Sebagaimana kita tahu, sistem zonasi adalah suatu sistem yang digunakan oleh pemerintah dalam mengatur penempatan siswa ke sekolah yang terdekat dengan tempat tinggal mereka.

Tujuan utama dari sistem zonasi adalah memastikan akses yang adil dan merata bagi semua siswa. Namun sejak diberlakukannya, sistem zonasi ini ternyata memunculkan banyak masalah, seperti kecurangan atau manipulasi data siswa demi bisa mendapat kursi di sekolah yg diinginkan, hingga daya tampung sekolah yang terbatas.

Sebagaimana yang terjadi dalam PPDB Kabupaten Tangerang beberapa waktu lalu. Dinas Pendidikan Kabupaten Tangerang mencatat Penerima Peserta Didik Baru (PPDB) jalur zonasi mengalami kendala daya tampung ruang kelas. (Tangerangonline.id/02-07-2024)

Padahal seringkali digembar-gemborkan bahwa salah satu kelebihan sistem zonasi adalah membantu menghindari terjadinya kelebihan kapasitas di beberapa sekolah dan kekurangan di sekolah lainnya. Karena memang niat awal diberlakukan sistem ini adalah menghilangkan menumpuknya siswa di sekolah yang dianggap favorit.

 

Zonasi Bukan Solusi

Jelaslah bahwa kebijakan zonasi dalam PPDB bukanlah solusi yang tepat bagi persoalan tidak meratanya sebaran siswa, melainkan justru membuka banyak persoalan baru. Karena yang menjadi persoalan sesungguhnya adanya tidak tersedianya fasilitas pendidikan yang merata di setiap daerah.

Kualitasnya pun tidak sama, daerah terpencil sering dijumpai adanya bangunan sekolah yang tidak layak dan tidak tersentuh sama sekali bantuan pemerintah.

Sesungguhnya sengkarut sistem PPDB di negeri ini  tidak bisa dilepaskan dari tata kelola pendidikan yang masih berada di bawah sistem pendidikan sekuler-kapitalis. Inilah akar persoalan sesungguhnya. Sistem pendidikan sekuler-kapitalis meniscayakan pendidikan mahal sehingga sulit diakses oleh masyarakat.

Sebab pendidikan dalam sistem ini dipandang sebagai jasa yang boleh dikomersilkan (diperjualbelikan). Seolah-olah benar adanya adagium "Orang miskin dilarang sekolah".

Ditambah lagi, sistem pendidikan yang berada di bawah payung ideologi Kapitalisme ini telah menempatkan negara sebagai regulator, bukan pengurus urusan rakyat. Liberalisasi pendidikan menjadikan pihak swasta diberi kesempatan seluas-luasnya untuk terlibat aktif dalam pendidikan, termasuk menyediakan sarana prasarana pendidikan.

Bahkan pemerintah memandang bahwa kurangnya daya tampung pendidikan yang disediakan oleh negara mengharuskan negara bermitra dengan swasta. Pendidikan pun menjadi objek bisnis, dan mereka yang tidak mendapat jatah di sekolah negeri karena daya tampung kurang akhirnya harus bersekolah di sekolah swasta yang biayanya mahal.

Hal ini tentu menjadi beban bagi rakyat kecil. Hingga akhirnya banyak yang putus sekolah karena tidak mampu membayar biaya pendidikan. Ini sungguh memprihatinkan, padahal sejatinya pendidikan adalah hak setiap warga negara tanpa mengenal status sosial.

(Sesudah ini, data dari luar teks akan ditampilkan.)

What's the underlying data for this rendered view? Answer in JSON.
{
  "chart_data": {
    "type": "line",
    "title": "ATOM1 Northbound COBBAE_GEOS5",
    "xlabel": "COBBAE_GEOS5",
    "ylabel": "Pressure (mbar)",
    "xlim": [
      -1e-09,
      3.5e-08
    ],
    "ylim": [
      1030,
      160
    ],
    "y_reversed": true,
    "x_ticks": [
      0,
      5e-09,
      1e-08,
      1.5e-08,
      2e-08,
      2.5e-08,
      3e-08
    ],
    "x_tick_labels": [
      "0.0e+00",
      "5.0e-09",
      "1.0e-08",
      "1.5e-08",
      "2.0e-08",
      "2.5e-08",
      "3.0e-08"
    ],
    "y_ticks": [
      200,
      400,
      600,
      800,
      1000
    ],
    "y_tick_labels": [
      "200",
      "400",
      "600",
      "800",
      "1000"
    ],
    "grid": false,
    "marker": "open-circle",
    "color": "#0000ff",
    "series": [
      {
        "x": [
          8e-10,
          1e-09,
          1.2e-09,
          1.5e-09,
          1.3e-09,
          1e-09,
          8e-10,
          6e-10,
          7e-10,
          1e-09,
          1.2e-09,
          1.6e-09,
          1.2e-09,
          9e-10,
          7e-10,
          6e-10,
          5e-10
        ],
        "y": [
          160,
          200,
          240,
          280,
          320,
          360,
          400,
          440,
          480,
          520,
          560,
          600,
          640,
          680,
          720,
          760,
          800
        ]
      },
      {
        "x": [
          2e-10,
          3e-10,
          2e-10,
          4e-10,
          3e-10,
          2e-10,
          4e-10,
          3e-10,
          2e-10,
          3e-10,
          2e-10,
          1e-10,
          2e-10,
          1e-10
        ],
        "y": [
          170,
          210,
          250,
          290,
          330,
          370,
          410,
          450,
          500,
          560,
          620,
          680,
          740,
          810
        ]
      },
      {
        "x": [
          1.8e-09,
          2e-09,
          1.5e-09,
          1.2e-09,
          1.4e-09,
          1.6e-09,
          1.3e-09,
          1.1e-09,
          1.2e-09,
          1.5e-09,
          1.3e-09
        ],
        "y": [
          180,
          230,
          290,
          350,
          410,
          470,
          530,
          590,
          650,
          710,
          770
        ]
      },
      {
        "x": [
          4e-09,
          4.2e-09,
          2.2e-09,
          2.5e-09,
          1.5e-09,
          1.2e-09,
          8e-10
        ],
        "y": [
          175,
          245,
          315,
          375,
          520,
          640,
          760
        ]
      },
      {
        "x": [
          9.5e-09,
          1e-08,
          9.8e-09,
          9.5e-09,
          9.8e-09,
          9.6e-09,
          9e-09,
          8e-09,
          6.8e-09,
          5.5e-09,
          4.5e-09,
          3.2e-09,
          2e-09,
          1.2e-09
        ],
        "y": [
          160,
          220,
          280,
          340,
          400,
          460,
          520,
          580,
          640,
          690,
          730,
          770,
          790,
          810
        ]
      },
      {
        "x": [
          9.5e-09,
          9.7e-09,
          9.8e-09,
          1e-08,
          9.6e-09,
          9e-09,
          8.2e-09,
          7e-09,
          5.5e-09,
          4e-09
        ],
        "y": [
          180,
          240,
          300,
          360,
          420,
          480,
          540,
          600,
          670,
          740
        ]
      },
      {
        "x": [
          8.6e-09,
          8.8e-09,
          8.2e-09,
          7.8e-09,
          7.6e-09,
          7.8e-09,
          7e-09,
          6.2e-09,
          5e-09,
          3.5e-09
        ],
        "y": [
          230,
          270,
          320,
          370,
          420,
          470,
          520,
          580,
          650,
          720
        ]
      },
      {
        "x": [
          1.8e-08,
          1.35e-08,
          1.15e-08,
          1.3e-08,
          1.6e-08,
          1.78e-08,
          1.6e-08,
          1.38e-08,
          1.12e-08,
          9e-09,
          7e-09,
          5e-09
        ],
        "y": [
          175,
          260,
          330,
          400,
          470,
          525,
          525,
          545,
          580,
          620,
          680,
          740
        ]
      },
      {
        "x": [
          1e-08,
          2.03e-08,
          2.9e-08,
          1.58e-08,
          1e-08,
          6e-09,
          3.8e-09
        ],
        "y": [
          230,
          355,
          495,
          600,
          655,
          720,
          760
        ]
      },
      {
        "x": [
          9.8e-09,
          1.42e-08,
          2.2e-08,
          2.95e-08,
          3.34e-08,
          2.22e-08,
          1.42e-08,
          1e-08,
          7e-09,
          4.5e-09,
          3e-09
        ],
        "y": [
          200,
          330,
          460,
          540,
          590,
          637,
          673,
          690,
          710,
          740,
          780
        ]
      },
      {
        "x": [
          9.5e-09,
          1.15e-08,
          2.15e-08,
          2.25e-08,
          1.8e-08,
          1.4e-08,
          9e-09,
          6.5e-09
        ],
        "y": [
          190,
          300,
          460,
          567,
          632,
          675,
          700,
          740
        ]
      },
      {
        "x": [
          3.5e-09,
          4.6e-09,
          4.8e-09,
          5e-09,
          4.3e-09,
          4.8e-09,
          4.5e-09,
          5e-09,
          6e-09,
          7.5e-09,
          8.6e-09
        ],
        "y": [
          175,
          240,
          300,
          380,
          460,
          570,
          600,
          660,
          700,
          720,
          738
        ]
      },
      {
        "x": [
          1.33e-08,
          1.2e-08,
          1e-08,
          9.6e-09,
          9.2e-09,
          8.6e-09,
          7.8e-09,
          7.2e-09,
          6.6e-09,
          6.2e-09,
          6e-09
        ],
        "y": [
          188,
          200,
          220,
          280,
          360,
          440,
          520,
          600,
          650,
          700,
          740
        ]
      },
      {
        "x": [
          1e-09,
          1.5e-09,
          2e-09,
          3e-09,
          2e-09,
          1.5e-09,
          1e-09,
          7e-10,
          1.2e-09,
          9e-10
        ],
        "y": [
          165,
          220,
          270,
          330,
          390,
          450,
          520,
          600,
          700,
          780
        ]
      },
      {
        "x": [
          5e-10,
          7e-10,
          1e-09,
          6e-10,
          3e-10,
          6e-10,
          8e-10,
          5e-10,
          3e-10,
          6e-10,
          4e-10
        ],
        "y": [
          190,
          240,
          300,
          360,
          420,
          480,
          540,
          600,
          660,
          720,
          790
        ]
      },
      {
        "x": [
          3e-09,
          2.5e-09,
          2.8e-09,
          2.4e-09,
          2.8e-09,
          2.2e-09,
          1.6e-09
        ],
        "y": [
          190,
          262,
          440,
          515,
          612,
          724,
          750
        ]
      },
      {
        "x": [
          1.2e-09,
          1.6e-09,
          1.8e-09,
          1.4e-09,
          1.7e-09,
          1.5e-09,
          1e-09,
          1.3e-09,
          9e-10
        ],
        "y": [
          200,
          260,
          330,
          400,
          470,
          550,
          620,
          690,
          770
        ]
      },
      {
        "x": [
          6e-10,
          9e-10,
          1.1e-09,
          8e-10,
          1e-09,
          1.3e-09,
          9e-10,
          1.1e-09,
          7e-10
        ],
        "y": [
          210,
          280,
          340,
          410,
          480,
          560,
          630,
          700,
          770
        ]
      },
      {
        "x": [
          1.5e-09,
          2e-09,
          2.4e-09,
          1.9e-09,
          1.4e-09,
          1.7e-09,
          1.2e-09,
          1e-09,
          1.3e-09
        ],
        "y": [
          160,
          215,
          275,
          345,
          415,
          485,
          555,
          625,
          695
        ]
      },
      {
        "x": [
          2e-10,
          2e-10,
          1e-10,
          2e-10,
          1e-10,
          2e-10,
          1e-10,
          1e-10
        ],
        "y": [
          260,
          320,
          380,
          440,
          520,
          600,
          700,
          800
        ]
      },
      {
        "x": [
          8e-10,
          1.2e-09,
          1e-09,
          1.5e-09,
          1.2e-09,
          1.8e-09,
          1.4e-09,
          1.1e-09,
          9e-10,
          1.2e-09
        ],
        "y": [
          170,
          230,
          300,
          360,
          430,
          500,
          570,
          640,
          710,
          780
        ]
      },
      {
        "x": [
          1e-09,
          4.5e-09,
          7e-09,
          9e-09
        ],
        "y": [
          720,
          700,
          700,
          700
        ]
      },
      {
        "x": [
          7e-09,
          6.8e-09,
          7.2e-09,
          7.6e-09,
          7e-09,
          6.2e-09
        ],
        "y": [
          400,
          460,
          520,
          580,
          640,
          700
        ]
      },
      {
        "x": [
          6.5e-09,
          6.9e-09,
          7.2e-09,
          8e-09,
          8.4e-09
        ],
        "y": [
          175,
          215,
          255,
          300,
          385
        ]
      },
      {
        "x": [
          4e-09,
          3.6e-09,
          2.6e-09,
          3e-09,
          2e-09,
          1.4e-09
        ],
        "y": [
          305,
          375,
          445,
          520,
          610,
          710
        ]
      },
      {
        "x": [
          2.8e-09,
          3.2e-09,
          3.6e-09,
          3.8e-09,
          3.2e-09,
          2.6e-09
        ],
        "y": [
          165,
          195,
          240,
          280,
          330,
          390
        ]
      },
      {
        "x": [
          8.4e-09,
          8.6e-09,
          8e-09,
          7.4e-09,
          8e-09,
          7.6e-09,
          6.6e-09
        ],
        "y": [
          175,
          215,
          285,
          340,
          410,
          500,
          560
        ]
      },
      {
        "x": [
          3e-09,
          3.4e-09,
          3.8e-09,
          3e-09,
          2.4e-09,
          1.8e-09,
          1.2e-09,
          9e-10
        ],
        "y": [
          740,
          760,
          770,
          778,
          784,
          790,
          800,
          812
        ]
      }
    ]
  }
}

Mengapa? Karena kualitas generasi akan ditentukan dari kualitas pendidikannya. Bagaimana mungkin mengharap generasi emas yang akan memajukan negeri ini jika untuk mendapat akses pendidikan saja begitu sulit? Tapi beginilah potret buram pendidikan di sistem kapitalistik, hanya mampu diakses orang berduit.

Berbeda dengan sistem Islam dalam institusi Khilafah sebagaimana pernah dicontohnya di masa Rasulullah saw dan Khulafaur Rasyidin. Kepala negara (Khalifah) adalah pihak yang paling bertanggung jawab untuk menyelenggarakan pendidikan bagi semua warga negara. Negara hadir sebagai pelaksana dalam pelayanan pendidikan.

Sebagai penanggung jawab, negara tidak boleh menyerahkan urusannya kepada swasta. Negara akan bertanggungjawab menyediakan pendidikan yang berkualitas, murah bahkan gratis untuk warganya. Negara akan menjamin ketersediaan sarana dan fasilitas pendidikan di setiap wilayah, sehingga tidak ada satu pun warganya yang kesulitan mengakses pendidikan.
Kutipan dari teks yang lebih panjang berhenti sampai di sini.